Penyelamatan Ruang Hidup dan Penghidupan di Teluk Banten

Udin ketua Kelompok Pecinta Alam dan Pesisir Pulau Dua menunjukkan bibit mangrove tanaman kelompoknya. Foto : Dhika|Samdhana

Mentari pagi beranjak tinggi dan semakin menyengat saat kami tiba di Teluk Banten, di sederetan saung yang menyajikan pecak Bandeng khas Kasemen. Sebelum bertambah terik, kami langsung berjalan menuju tambak dan lokasi penanaman mangrove di sekitar Cagar Alam Pulau Dua, Desa Sawah Luhur, Serang. Disana kami belajar melindungi pantai dari abrasi, sekaligus menyediakan ruang ekonomi masyarakat dan keberlanjutan hidupan liar.

Urip, staff Wetland International Indonesia Programme (WIIP) yang mendampingi masyakat Sawah Luhur, mengajak kami ke tambak lokasi penanaman mangrove. Tambak di sekitar cagar alam tersebut dianggap sebagai lokasi penting bagi hidupan liar, khususnya mangrove dan burung pantai.

Sampai di lokasi kami bertemu Udin, masyarakat Sawah Luhur yang telah menanami bermacam jenis mangrove sejak tahun 2009. Udin memimpin anggotanya yang berjumlah 30 orang dalam Kelompok Pecinta Alam dan Pesisir Pulau Dua (KPAPPD). Udin mengatakan, kelompoknya bersama WIIP telah menanami mangrove seluas 25 hektar di lahan milik masyarakat yang sekaligus berfungsi sebagai tambak.

Meraup untung dari mangrove dan tambak

Warga meyakini tanaman mangrove mendukung usaha budidaya ikan. Buktinya, ikan lebih mudah dibudidayakan melalui metode silvo-fishery di sela tumbuhan mangrove.Hasilnya setiap dua hektar tambak, kurun waktu tiga bulan, warga bisa memanen sekitar 100 kilo ikan. Jika dirupiahkan mencapai tiga jutaan, tergantung harga pasar. Warga juga masih bisa meraup untung tambahan dari udang liar sekira 60 ribu per harinya, dengan asumsi hasil panen antara 2-3 kilo.

Kelompok warga juga menyewakan tambak sebagai sarana pemancingan. Tambak pemancingan tersebut dilengkapi enam buah pondokan untuk tempat berteduh.

β€œPer orangnya dikutip Rp. 30.000, sebagai biaya masuk untuk memancing seharian penuh. Hasil tangkapannya, tergantung peruntungan si pemancing,” ujar Udin sambil terkekeh.

Hasil dari Mangrove juga lumayan, sambung Udin. Ia dan kelompoknya yang membibitkan beragam jenis mangrove juga menjualnya. Per batang, harganya sekira dua ribu rupiah saja. Sengaja tak dijual mahal. Maklum, pembelinya kebanyakan bertujuan sama, untuk merehabilitasi kawasan pesisir, lanjutnya.

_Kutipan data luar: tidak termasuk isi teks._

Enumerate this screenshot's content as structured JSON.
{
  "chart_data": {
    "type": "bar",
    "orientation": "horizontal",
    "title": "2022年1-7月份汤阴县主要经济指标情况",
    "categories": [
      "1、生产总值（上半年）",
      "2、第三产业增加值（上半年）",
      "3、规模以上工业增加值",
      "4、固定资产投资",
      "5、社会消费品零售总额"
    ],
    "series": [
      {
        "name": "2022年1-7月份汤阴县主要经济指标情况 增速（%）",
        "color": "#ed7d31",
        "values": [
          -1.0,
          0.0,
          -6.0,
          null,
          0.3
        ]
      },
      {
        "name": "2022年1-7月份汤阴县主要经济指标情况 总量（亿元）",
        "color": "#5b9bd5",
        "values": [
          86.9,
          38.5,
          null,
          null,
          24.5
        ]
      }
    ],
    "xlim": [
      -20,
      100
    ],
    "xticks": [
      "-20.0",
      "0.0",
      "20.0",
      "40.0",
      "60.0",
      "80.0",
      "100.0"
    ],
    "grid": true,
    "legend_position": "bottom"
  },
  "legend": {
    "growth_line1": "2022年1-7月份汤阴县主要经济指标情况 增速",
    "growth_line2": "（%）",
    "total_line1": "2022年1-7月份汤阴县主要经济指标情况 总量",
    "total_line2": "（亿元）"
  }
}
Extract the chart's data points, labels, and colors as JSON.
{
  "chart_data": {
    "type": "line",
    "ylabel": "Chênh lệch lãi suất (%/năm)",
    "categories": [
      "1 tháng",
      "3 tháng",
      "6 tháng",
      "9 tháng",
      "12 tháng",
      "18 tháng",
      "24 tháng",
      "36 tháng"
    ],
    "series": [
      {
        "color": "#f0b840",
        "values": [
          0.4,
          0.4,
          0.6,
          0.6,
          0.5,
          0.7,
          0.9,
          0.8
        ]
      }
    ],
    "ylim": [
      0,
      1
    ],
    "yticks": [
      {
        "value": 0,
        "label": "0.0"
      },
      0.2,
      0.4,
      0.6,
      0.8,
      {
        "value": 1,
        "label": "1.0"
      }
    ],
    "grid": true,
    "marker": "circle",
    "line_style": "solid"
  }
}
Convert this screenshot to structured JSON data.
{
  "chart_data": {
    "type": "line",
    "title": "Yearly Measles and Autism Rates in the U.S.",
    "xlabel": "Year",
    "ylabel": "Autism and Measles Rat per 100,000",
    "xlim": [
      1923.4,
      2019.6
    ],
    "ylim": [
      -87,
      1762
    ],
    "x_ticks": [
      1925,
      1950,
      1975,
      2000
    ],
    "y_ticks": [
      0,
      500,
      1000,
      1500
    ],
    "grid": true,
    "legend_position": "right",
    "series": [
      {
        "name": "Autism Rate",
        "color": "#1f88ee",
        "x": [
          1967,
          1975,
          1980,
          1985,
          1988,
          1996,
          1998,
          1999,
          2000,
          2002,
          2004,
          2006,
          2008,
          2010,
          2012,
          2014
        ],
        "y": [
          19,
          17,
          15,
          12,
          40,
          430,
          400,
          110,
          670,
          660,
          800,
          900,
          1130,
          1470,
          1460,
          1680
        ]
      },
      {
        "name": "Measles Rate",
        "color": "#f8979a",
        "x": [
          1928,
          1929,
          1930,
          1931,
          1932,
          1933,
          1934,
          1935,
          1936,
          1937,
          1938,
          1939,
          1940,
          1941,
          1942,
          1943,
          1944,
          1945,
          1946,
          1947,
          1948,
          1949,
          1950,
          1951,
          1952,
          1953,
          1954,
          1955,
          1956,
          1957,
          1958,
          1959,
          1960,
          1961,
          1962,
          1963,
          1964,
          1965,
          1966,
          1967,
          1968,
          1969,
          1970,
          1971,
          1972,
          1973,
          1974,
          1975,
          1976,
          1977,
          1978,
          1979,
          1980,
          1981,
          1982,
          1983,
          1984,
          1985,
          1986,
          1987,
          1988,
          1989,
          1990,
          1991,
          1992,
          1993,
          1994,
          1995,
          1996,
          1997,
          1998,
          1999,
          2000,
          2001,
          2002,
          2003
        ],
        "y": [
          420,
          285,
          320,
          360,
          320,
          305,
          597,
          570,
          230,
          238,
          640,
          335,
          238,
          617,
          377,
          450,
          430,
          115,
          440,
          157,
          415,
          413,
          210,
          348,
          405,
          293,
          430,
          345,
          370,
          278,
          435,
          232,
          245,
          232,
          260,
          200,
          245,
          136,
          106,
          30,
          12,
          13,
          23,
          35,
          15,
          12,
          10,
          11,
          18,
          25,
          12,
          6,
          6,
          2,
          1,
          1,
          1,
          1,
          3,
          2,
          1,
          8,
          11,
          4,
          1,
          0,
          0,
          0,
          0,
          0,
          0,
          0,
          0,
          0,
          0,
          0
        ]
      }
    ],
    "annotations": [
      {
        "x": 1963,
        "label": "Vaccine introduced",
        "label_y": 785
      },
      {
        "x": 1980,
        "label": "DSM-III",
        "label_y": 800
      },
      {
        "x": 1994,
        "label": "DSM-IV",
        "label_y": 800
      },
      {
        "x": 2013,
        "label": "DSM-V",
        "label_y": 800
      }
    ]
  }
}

Para petambak terdahulu, yang umumnya bermodal besar, menggunakan pakan jadi serta obat berbahan kimia secara massif. Praktik itu kemudian berakhir. Karena maraknya serangan hama pada ikan/udang yang dibudidayakan, kata Urip. Selain itu, masuknya air laut ke daratan membuat kadar garam tambak terlalu tinggi untuk udang dan ikan dapat hidup. Masuknya air laut bahkan mempengaruhi wilayah pemukiman hingga seringkali kesulitan air tawar, tambah Urip.

Mengurangi lahan asin dan memberi ruang hidup

Menanam mangrove membantu mengurangi kadar garam di tambak. Dampaknya, tak cuma masyarakat yang diuntungkan, berbagai burung liar pun berdatangan mencari makan dan berbiak. Ini yang kami sebut sebagai Green Belt, kata Urip. Menjaga pulau dari kikisan air laut sekaligus menahan laju sedimentasi dari darat.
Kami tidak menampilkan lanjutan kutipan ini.